- Born: 1 June 1813 Uetersen
- Died: 25 May 1891 (aged 77) Bonn
- Education: University of Kiel
- Occupation: Linguist.

= Karl Gustaf Andresen =

German linguist

Karl Gustaf Andresen (1 June 1813, in Uetersen, Duchy of Holstein - 25 May 1891, in Bonn) was a German linguist. He was the father of Romance philologist Hugo Andresen (1844–1918).

He studied philology at the University of Kiel as a pupil of Gregor Wilhelm Nitzsch, receiving his doctorate in 1837. Afterwards, he worked as a schoolteacher in Altona (from 1839) and Mülheim an der Ruhr (from 1858).

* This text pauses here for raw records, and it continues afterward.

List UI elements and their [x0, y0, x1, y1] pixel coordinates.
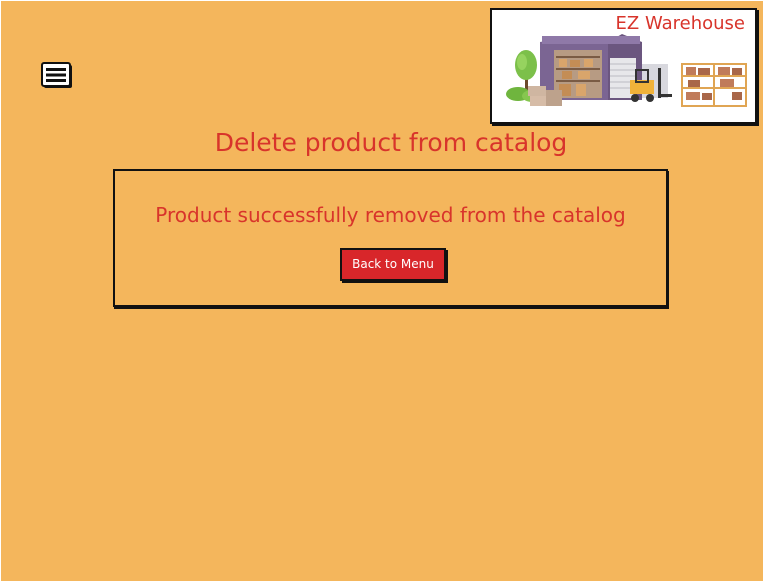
back-to-menu-button[interactable]: Back to Menu	[340, 248, 446, 281]
message-panel: Product successfully removed from the ca…	[113, 169, 668, 307]
hamburger-menu-icon[interactable]	[41, 61, 73, 89]
success-message: Product successfully removed from the ca…	[155, 203, 626, 227]
brand-logo[interactable]: EZ Warehouse	[490, 8, 757, 124]
page: EZ Warehouse Delete product from catalog…	[1, 1, 763, 581]
brand-title: EZ Warehouse	[615, 13, 745, 34]
page-title: Delete product from catalog	[214, 128, 568, 157]
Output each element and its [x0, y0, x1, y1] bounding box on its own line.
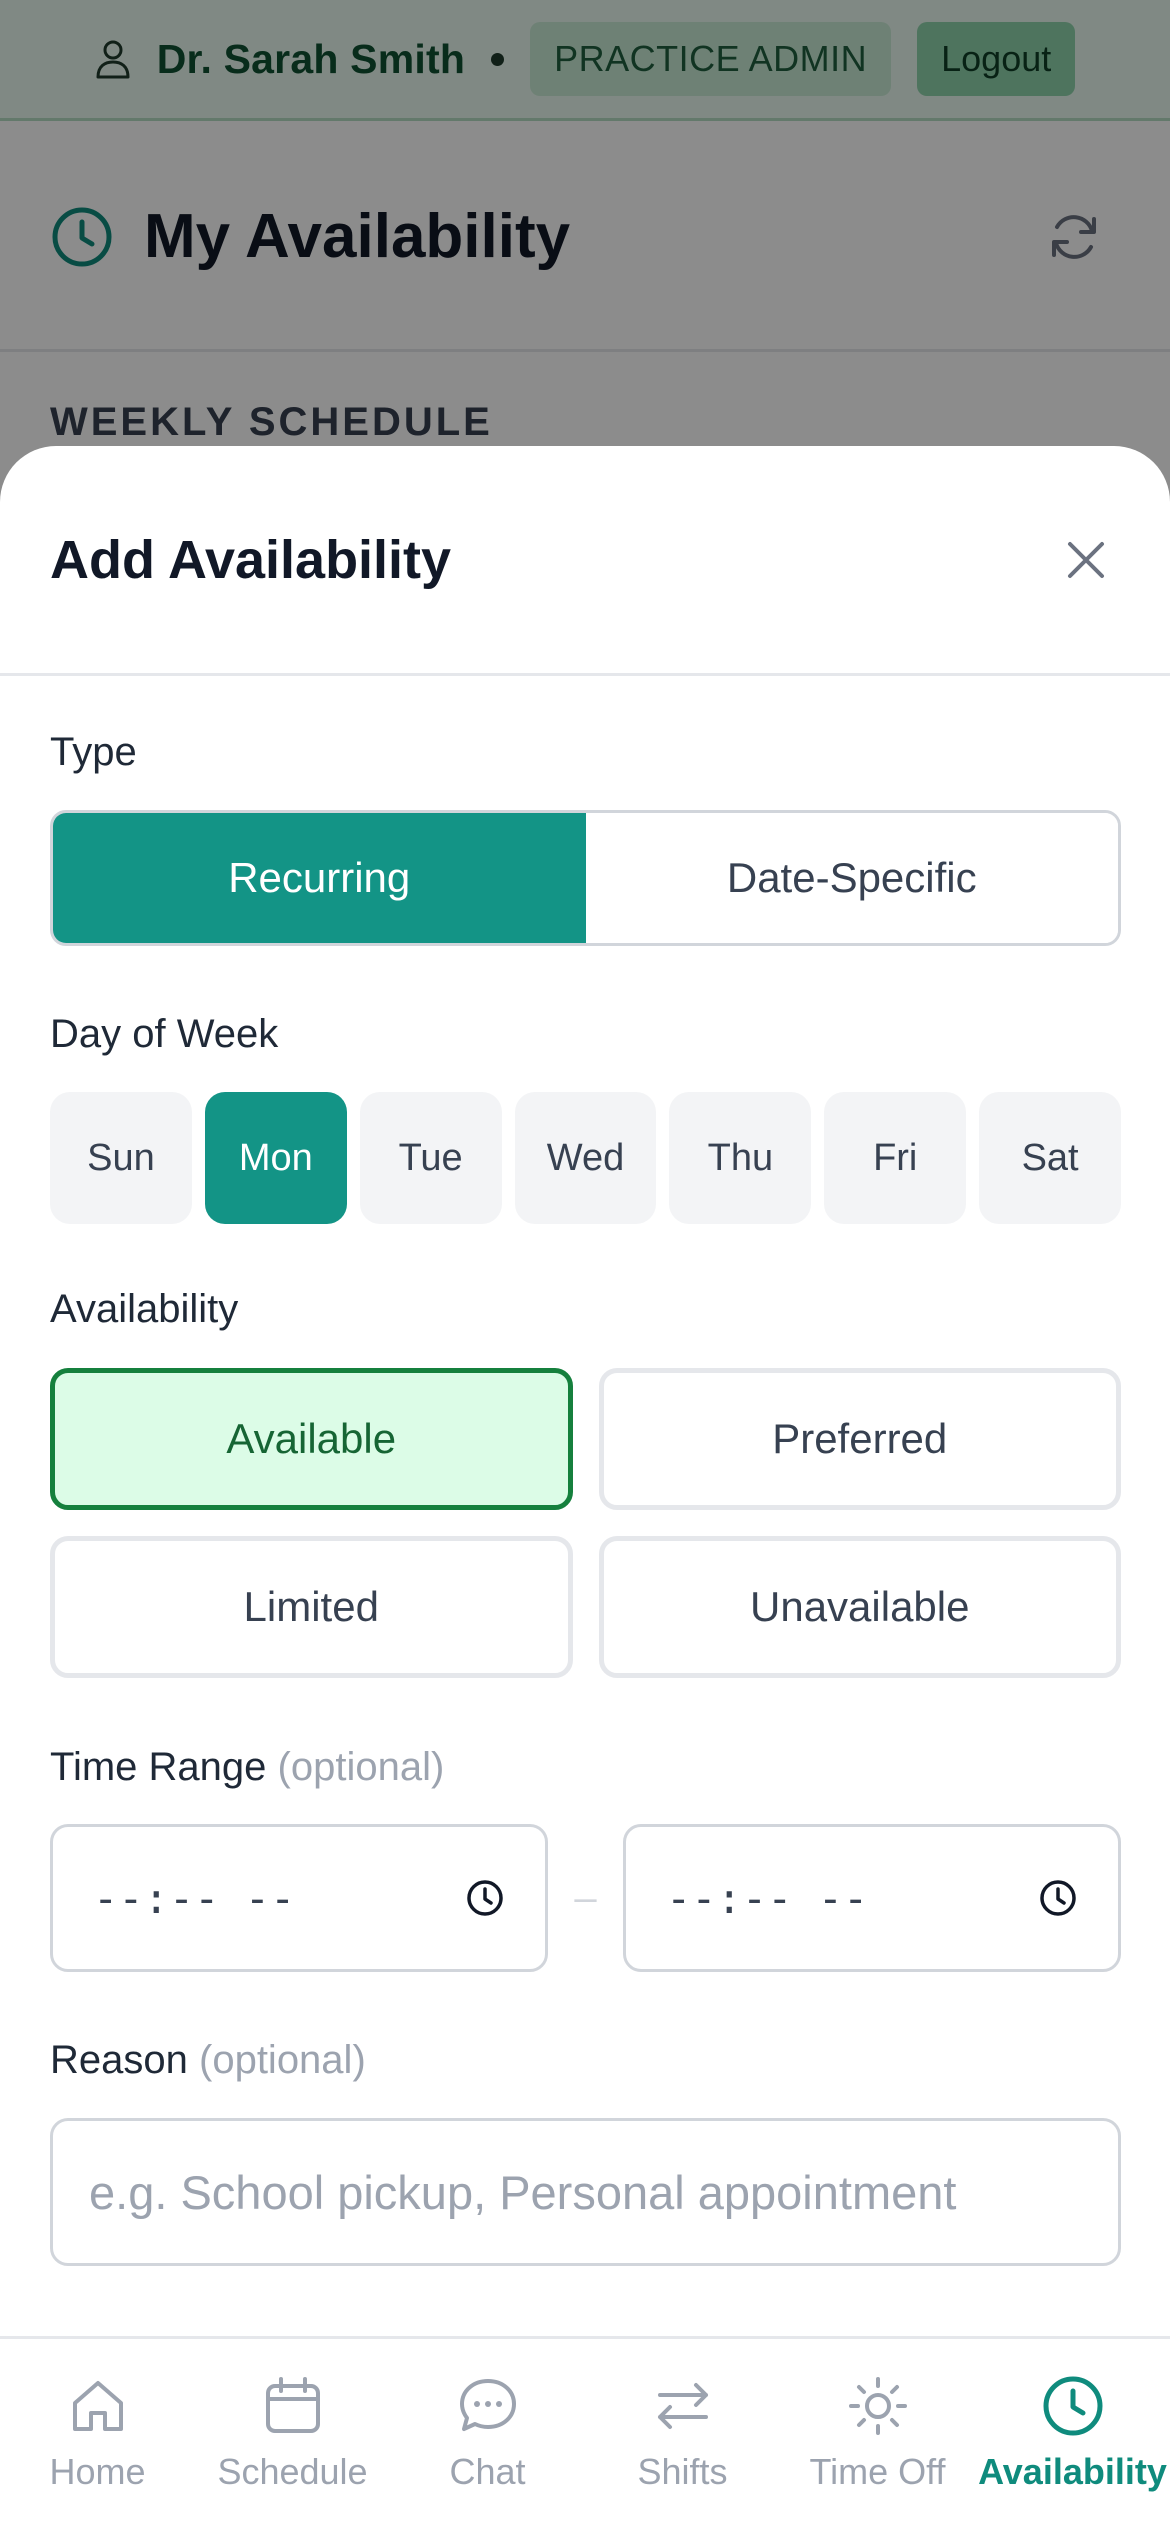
clock-icon[interactable] — [1038, 1878, 1078, 1918]
sun-icon — [848, 2377, 907, 2435]
start-time-input[interactable]: --:-- -- — [50, 1824, 548, 1972]
day-sat-button[interactable]: Sat — [979, 1092, 1122, 1224]
calendar-icon — [265, 2377, 320, 2433]
sheet-header: Add Availability — [0, 446, 1170, 676]
nav-label: Shifts — [637, 2451, 728, 2492]
end-time-value: --:-- -- — [666, 1873, 869, 1923]
nav-item-shifts[interactable]: Shifts — [585, 2339, 780, 2532]
nav-label: Home — [49, 2451, 146, 2492]
time-separator: – — [574, 1875, 597, 1920]
time-range-label: Time Range (optional) — [50, 1745, 444, 1790]
day-wed-button[interactable]: Wed — [514, 1092, 657, 1224]
availability-label: Availability — [50, 1287, 239, 1331]
day-fri-button[interactable]: Fri — [824, 1092, 967, 1224]
close-button[interactable] — [1056, 530, 1116, 590]
day-thu-button[interactable]: Thu — [669, 1092, 812, 1224]
nav-item-availability[interactable]: Availability — [975, 2339, 1170, 2532]
time-range-label-text: Time Range — [50, 1745, 267, 1789]
close-icon — [1068, 541, 1104, 578]
availability-preferred-button[interactable]: Preferred — [598, 1368, 1121, 1510]
bottom-nav: Home Schedule Chat Shifts Time Off Avail… — [0, 2336, 1170, 2532]
swap-icon — [657, 2383, 708, 2429]
type-segmented-control: Recurring Date-Specific — [50, 810, 1121, 946]
type-label: Type — [50, 730, 137, 774]
nav-item-schedule[interactable]: Schedule — [195, 2339, 390, 2532]
reason-label: Reason (optional) — [50, 2038, 366, 2083]
nav-label: Availability — [978, 2451, 1167, 2492]
clock-icon[interactable] — [465, 1878, 505, 1918]
availability-unavailable-button[interactable]: Unavailable — [598, 1536, 1121, 1678]
clock-icon — [1043, 2376, 1102, 2436]
day-sun-button[interactable]: Sun — [50, 1092, 192, 1224]
reason-input[interactable] — [50, 2118, 1121, 2266]
nav-item-chat[interactable]: Chat — [390, 2339, 585, 2532]
type-date-specific-button[interactable]: Date-Specific — [585, 813, 1118, 943]
home-icon — [72, 2381, 123, 2431]
availability-options: Available Preferred Limited Unavailable — [50, 1368, 1121, 1678]
time-range-row: --:-- -- – --:-- -- — [50, 1824, 1121, 1972]
optional-hint: (optional) — [277, 1745, 445, 1789]
chat-icon — [459, 2379, 516, 2431]
day-of-week-picker: Sun Mon Tue Wed Thu Fri Sat — [50, 1092, 1122, 1224]
availability-limited-button[interactable]: Limited — [50, 1536, 573, 1678]
sheet-title: Add Availability — [50, 529, 452, 590]
start-time-value: --:-- -- — [93, 1873, 296, 1923]
day-of-week-label: Day of Week — [50, 1012, 279, 1056]
nav-item-home[interactable]: Home — [0, 2339, 195, 2532]
type-recurring-button[interactable]: Recurring — [53, 813, 586, 943]
nav-label: Schedule — [217, 2451, 368, 2492]
reason-label-text: Reason — [50, 2038, 188, 2082]
day-mon-button[interactable]: Mon — [204, 1092, 347, 1224]
end-time-input[interactable]: --:-- -- — [623, 1824, 1121, 1972]
nav-label: Chat — [449, 2451, 526, 2492]
nav-item-time-off[interactable]: Time Off — [780, 2339, 975, 2532]
day-tue-button[interactable]: Tue — [359, 1092, 502, 1224]
availability-available-button[interactable]: Available — [50, 1368, 573, 1510]
optional-hint: (optional) — [199, 2038, 366, 2082]
nav-label: Time Off — [809, 2451, 946, 2492]
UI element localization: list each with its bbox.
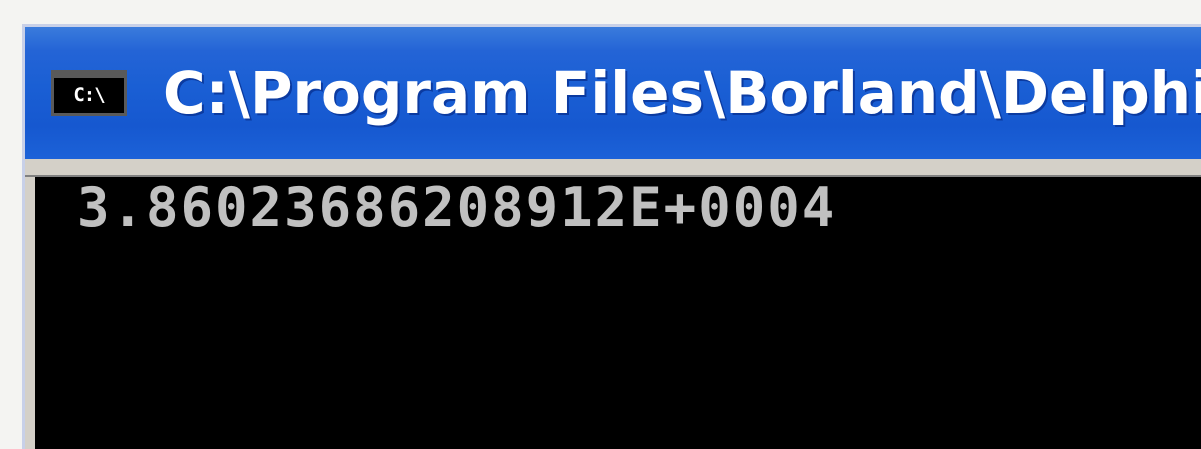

In 1870 he obtained his habilitation at the University of Bonn, where in 1874 he became an associate professor.

== Selected works==
- Ueber deutsche Orthographie, 1855 - On German orthography.
- Die deutschen Familiennamen, 1862 - German surnames.
- Über die Sprache Jacob Grimms, 1869 - On the language of Jacob Grimm.
- Die altdeutschen Personennamen in ihrer Entwickelung und Erscheinung als heutige Geschlechtsnamen, 1873 - Old German personal names in their development and appearance.
- Ueber deutsche Volksetymologie (1877, 7th edition 1919) - On German folk etymology.
- Sprachgebrauch und Sprachrichtigkeit im Deutschen (1880, 12th edition 1967) - Common and clear language in German.